Advocating for nonemployees does not qualify for protection under the National Labor Relations Act (NLRA), a three-member panel of the National Labor Relations Board (NLRB) recently determined.

Nonprofit advocacy organization Amnesty International generally has about 25 employees and 15 interns in its Washington, D.C., office. The employees relied upon the interns, who typically volunteered for a single academic semester, to perform administrative tasks and otherwise assist them.

The interns were unpaid and received no other economic compensation from Amnesty. In February 2018, a group of the interns approached employee Raed Jarrar for assistance with a petition asking Amnesty to pay them. Jarrar provided feedback, signed the petition and then encouraged other employees to sign the petition.

Amnesty had already been in discussions for more than a year about changing its internship program, with a plan to begin paying interns but shrink the program down to just three paid interns.

The interns emailed their petition to executive director Margaret Huang. Amnesty decided to accelerate its plans to change the internship program and held a meeting with the employees. Many reacted negatively to the announcement, concerned about the sharp reduction in the number of interns.

During the meeting, Huang expressed her disappointment that the employees had not availed themselves of her open-door policy to discuss the issue with her before signing a petition and conveyed her belief that the petition was adversarial and threatened litigation.

Huang later held a meeting with Jarrar, where she again described the petition as “sort of levy[ing] a threat,” confessed to feeling “very embarrassed” that the employees had not approached her and suggested it would have been “really helpful” to have had advance notice of the interns’ interest in paid internships.

“I’m not asking anybody to tell on somebody. … [I]t helps to know so that I could know, for example, and again it doesn’t have to be you,” she told Jarrar. “It could be the people who draft the petition. If you let [me] know it’s coming, if you let [me] know your intentions, what you are seeking.”

An administrative law judge (ALJ) found that Huang’s statements violated Section 8(a)(1) of the NLRA because she unlawfully instructed employees to communicate complaints to management orally before submitting them in writing, threatened employees with unspecified reprisal because they engaged in protected concerted activity, equated protected concerted activity with disloyalty, and requested that employees report to management about employees who are engaging in protected concerted activity.

But the three-member panel disagreed, reasoning that Huang could not have run afoul of the NLRA because the employees were not engaged in activity protected by Section 7 when they joined the interns’ petition.

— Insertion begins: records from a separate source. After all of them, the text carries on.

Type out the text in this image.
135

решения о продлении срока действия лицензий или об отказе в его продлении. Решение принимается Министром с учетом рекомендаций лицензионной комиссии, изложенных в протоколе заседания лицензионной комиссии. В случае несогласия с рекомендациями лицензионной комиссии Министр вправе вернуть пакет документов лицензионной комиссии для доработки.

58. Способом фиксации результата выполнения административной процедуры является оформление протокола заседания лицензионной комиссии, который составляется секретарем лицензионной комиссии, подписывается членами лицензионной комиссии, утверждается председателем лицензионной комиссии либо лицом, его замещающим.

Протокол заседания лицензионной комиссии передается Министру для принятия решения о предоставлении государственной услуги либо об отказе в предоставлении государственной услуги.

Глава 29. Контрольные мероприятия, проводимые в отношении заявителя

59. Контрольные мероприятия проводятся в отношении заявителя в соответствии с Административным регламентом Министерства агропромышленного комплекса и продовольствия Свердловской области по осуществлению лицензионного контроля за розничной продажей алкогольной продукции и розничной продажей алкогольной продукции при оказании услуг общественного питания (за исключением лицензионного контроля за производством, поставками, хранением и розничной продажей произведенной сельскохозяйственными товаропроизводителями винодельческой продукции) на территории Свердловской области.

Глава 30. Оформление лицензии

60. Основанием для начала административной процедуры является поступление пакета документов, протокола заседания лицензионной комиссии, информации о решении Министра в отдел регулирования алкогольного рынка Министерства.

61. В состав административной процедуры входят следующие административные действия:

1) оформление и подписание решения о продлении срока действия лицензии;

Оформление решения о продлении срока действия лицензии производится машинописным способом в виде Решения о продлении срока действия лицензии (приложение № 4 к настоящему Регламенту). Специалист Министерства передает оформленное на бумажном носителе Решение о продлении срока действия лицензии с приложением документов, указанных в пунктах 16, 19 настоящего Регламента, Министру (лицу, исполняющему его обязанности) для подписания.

“Activity advocating only for nonemployees is not for ‘other mutual aid or protection’ within the meaning of Section 7 and accordingly does not qualify for the Act’s protection,” the panel wrote. “The unpaid interns here did not receive or anticipate any economic compensation from [Amnesty] and therefore they did not constitute ‘employees’ under Section 2(3) of the Act.”

The panel found no merit in the ALJ’s determination that even if the interns were not employees, the employees’ support for the interns’ petition was protected because the petition affected their own terms and conditions of employment.

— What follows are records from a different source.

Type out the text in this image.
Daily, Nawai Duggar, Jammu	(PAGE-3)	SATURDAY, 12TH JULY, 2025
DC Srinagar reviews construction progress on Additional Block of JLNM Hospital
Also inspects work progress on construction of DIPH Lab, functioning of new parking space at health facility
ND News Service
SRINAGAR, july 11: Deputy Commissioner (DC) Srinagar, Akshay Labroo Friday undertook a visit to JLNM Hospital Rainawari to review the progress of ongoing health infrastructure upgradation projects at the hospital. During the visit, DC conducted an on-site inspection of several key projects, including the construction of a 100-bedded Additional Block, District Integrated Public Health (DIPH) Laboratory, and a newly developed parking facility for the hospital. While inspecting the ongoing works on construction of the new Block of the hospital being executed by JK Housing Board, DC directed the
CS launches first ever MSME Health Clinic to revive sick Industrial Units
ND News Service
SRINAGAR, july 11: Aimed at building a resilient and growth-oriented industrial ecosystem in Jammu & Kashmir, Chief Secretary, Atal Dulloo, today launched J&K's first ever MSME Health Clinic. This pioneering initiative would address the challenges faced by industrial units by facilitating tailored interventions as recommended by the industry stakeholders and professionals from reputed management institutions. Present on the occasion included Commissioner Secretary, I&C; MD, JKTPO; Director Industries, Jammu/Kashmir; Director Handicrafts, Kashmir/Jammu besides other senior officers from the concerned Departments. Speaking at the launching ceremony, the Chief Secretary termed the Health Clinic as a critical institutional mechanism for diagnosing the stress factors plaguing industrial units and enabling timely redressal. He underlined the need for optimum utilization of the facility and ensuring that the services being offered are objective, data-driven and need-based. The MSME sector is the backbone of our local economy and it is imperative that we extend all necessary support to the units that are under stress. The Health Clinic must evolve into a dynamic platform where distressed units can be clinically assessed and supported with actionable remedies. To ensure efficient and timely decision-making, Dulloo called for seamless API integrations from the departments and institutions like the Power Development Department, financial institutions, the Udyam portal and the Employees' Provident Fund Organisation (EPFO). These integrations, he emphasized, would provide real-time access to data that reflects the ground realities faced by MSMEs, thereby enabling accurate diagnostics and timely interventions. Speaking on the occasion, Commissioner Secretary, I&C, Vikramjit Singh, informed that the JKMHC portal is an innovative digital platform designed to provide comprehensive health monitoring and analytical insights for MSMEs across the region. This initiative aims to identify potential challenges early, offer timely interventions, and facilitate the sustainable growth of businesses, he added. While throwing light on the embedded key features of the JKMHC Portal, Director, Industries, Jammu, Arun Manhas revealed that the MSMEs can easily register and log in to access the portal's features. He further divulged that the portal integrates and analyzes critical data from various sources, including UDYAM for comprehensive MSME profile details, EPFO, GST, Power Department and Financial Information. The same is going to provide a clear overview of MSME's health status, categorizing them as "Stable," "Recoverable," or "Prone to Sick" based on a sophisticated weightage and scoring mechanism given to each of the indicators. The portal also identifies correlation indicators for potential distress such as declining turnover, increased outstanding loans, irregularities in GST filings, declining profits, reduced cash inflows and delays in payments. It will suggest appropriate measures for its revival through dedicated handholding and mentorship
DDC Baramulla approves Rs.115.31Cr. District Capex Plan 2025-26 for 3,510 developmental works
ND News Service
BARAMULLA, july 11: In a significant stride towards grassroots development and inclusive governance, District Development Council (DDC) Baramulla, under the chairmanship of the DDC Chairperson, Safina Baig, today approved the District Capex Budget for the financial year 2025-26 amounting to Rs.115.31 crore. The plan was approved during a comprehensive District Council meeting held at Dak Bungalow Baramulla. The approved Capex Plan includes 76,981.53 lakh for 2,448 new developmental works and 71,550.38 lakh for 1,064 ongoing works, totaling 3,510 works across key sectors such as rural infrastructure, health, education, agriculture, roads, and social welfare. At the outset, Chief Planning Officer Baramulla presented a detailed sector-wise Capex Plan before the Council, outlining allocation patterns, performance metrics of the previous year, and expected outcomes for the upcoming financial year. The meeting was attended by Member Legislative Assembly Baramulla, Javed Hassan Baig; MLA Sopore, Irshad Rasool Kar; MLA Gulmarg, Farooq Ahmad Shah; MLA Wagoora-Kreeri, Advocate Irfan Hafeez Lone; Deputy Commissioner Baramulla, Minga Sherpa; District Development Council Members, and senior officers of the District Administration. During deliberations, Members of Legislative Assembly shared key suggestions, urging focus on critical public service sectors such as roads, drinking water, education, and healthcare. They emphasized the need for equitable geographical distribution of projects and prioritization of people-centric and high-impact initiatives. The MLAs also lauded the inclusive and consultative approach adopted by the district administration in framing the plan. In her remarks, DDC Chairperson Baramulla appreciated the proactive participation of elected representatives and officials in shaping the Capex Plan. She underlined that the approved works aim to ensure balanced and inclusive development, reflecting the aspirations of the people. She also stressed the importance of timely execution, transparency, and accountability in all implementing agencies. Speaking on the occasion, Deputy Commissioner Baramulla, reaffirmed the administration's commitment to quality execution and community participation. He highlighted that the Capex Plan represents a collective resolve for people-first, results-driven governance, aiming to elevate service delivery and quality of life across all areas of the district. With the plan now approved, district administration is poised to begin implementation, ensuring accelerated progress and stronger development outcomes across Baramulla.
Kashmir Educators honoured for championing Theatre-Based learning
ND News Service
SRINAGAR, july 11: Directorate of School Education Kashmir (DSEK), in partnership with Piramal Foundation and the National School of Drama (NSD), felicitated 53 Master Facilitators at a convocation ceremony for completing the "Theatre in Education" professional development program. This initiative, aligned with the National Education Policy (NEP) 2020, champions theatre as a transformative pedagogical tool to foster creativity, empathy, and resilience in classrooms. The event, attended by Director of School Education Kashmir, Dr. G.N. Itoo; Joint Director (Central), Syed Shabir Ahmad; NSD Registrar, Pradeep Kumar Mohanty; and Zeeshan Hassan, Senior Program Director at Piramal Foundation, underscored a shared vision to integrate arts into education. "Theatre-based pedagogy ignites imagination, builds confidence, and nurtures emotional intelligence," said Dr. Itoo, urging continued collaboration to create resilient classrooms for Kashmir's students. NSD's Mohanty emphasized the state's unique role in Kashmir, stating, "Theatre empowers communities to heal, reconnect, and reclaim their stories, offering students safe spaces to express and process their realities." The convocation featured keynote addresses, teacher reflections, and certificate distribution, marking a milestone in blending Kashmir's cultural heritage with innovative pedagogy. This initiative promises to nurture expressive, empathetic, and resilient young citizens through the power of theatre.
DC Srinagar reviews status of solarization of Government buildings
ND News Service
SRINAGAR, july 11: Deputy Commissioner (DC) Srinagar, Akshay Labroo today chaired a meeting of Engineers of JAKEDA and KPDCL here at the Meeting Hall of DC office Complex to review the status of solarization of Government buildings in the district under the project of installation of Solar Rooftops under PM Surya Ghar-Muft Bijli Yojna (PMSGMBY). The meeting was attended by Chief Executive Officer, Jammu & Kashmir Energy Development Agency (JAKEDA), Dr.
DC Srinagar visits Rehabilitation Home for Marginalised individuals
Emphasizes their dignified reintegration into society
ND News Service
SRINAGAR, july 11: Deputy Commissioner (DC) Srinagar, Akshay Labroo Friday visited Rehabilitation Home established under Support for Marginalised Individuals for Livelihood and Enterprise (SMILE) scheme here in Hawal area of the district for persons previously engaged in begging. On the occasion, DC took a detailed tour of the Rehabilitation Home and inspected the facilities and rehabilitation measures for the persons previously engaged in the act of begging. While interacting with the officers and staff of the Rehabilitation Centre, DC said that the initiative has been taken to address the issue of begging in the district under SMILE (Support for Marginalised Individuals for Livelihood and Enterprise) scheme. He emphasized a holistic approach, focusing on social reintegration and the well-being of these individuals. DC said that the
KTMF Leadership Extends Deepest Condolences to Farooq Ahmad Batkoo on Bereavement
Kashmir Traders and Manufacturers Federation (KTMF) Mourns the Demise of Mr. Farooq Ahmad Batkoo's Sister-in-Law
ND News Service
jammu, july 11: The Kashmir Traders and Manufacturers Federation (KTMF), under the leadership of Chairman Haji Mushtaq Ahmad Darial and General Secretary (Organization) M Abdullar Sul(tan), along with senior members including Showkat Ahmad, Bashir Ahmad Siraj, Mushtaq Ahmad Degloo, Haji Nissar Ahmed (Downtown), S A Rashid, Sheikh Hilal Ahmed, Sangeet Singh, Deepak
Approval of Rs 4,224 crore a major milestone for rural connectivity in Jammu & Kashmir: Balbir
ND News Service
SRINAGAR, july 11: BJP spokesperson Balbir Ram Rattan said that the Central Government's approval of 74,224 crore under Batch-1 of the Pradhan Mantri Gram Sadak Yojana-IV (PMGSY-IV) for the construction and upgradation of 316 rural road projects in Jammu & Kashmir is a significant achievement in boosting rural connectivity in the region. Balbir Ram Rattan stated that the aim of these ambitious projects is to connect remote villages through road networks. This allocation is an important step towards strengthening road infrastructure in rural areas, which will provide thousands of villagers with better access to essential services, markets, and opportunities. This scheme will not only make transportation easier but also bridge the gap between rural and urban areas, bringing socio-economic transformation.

“Put simply, employees’ object must be to help employees—be it themselves or the employees of another employer,” the panel said.

The panel further reversed the ALJ’s conclusion that Huang coerced employees in the exercise of their right to engage in protected activity in the future. Not all displeased communications from an employer to an employee are coercive, the panel wrote, and while Huang’s statements conveyed her disappointment about how the petition transpired, there was no threat of any reprisal.

“Nothing Huang said rose to the level of conveying that she was angry, let alone that she was threatening any reprisal or accusing employees of betraying her or [Amnesty],” the panel said.

One member of the panel dissented, writing that the majority’s decision “represents another instance of the majority reaching out to wrongly narrow statutory protections for employees. … The potential lesson of today’s decision is an alarming one: employees who are covered by the Act may now risk discipline or discharge if they act together at work on behalf of coworkers who are not covered by the Act.”

To read the decision and order in Amnesty International of the USA, Inc., click here.

Why it matters: The NLRB was clear: Because the employees were advocating on behalf of nonemployees, they were not engaged in activity protected by Section 7 of the NLRA, so the employer could not have violated the statute.